Here we are though at the start of a three week footballing hiatus, a haunting, chilly silence will descend and the predominant emotion is incredulity. For almost a month now the learned commentators, the thought provoking pundits, the TV talking heads, the radio phone in callers from far and wide, will be passing on their considered and at times irrational remarks on why, how and if the game can ever be the same again. Of course they're frustrated, of course they're biting their tongues because they are the ones who spend enormous amounts of hard earned money to travel around the country with their team and then deliver complaints over and over again when it all goes wrong again.

This could prove to be a fascinating study in football fans body language and behaviour. Do they just sit at home and quite possibly think what might have been or do they occupy their Saturday afternoon in the pub reflecting on halcyon days past when everything in football had an air of certainty and finality about it? Maybe they'll retire to the bookmakers and just stare at the TV screens as the horsey racecourses of Britain try to salvage the broken wreckage of a day without football. Or perhaps they'll accompany their girlfriends and wives on that long awaited expedition to the shops and department stores of Britain?

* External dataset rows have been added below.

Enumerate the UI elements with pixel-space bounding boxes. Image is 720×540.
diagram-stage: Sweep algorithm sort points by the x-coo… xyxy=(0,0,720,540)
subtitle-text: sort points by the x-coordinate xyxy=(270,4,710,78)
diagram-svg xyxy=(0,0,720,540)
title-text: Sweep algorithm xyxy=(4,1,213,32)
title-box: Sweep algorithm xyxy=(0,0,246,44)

And what treats will lie in stores for our handsomely paid footballers. Will they pass the day communicating with their social media acquaintances, fixing shelves or perhaps painting the walls in all manner of garish colours. There is a great deal of time to be usefully taken up with whatever their choice of activity is. Some with time on their hands may resort to the papers or magazines for the latest kiss and tell stories about their fellow colleagues. Perhaps they may decide to scribble derogatory tales about their fellow professionals night time habits.

For the BBC though legions of Match of the Day followers may have to forego their weekly diet of short snippet highlights because tomorrow will reveal nothing but a barren wasteland, a yawning gap in the schedules, no pretty passing movements, no clever team stratagems, no opinionated managers and coaches, no controversial VAR decisions and nothing on that hallowed green pitch. Sadly, football will now have to take what we hope will become a temporary break although three weeks could come to feel like a lifetime for those devoted masses of fans. It's often said that a week in politics does have a similar effect on most of us. We can only hope that normal service is resumed as soon as possible.